I use special Cat8 cabling (selected by listening tests), a high quality switch to a fiber bridge with every component using linear power supplies (non audiophile off the shelf LPS though) to my quality Roon endpoint. Makes a difference. I haven't put my Shield on a fiber bridge yet though. Can't easily use an LPS with it, it has a special cable. But I get really high quality video from the Shield and TV though.

I am less concerned with audio from my video source (especially since I only do stereo) , because most audio is arbitrarily downmixed to stereo in who knows what way on a per file basis, and audio quality in most videos is really poor to begin with. When you have a quality setup you start to notice how poor at least 90% of audio tracks are on TV shows, Youtube etc. Stereo audio has become an afterthought for all video devices these days including the Apple TV. A lot of this is because of Dolby licensing. Buying the proper license to downsample Dolby surround to stereo properly is super expensive, only the TV ccompanies can afford it.

Yea I thought TV audio was all garbage too. Not any more. Clients now describe TV audio using terms they normally use with high end DACs and turntables. As you say, It all matters. Dejittering everything from the ethernet rcvr to the CPU/RAM to the A12 busses and HDMI all combined to produce kinda stunning audio. Audio packets are all interleaved into the video data and its just really hard to get all that right.

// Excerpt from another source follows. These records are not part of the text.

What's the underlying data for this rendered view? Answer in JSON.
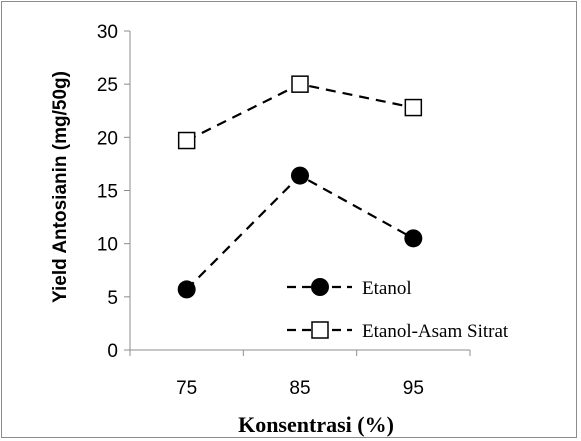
{
  "chart_data": {
    "type": "line",
    "categories": [
      "75",
      "85",
      "95"
    ],
    "series": [
      {
        "name": "Etanol",
        "values": [
          5.7,
          16.4,
          10.5
        ],
        "marker": "filled-circle",
        "line": "dashed",
        "color": "#000000"
      },
      {
        "name": "Etanol-Asam Sitrat",
        "values": [
          19.7,
          25.0,
          22.8
        ],
        "marker": "open-square",
        "line": "dashed",
        "color": "#000000"
      }
    ],
    "title": "",
    "xlabel": "Konsentrasi (%)",
    "ylabel": "Yield Antosianin (mg/50g)",
    "ylim": [
      0,
      30
    ],
    "yticks": [
      "0",
      "5",
      "10",
      "15",
      "20",
      "25",
      "30"
    ],
    "grid": false,
    "legend_position": "bottom-right"
  }
}
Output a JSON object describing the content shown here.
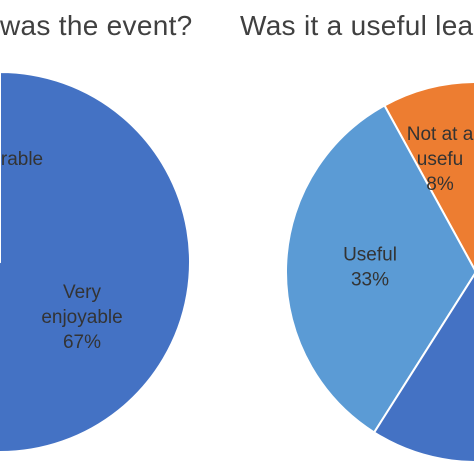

Video on HDMI is hard enough, but, the audio is stuck in kind sideways into the video stream and even harder to get out.

I think a good audio system can reach down into a bad recording and pull out a enjoyable experience and that is exactly what seems to be occurring.

Commercials can be just stunning audio quality. Its really crazy going from a show, to a set of commercials as each commercial is SO stunningly different sounding. Each show/movie has just day/night difference channel to channel, app to app. Things used to kinda all sound the same. Boring, lifeless.. Now EVERYTHING sounds completely different - as it should. Everything is quite listenable and can jump all the way to a high end DAC level of experience depending on the show.

Reviews will cover the huge jump in SQ over any other HDMI source. The vastly lowered noise floor on the HDMI also a very clean TMDS and the dejittering and lowered noise for all the chips and systems on the entire ATV platform all combine to produce a result that really defines a sum of all its indiv parts.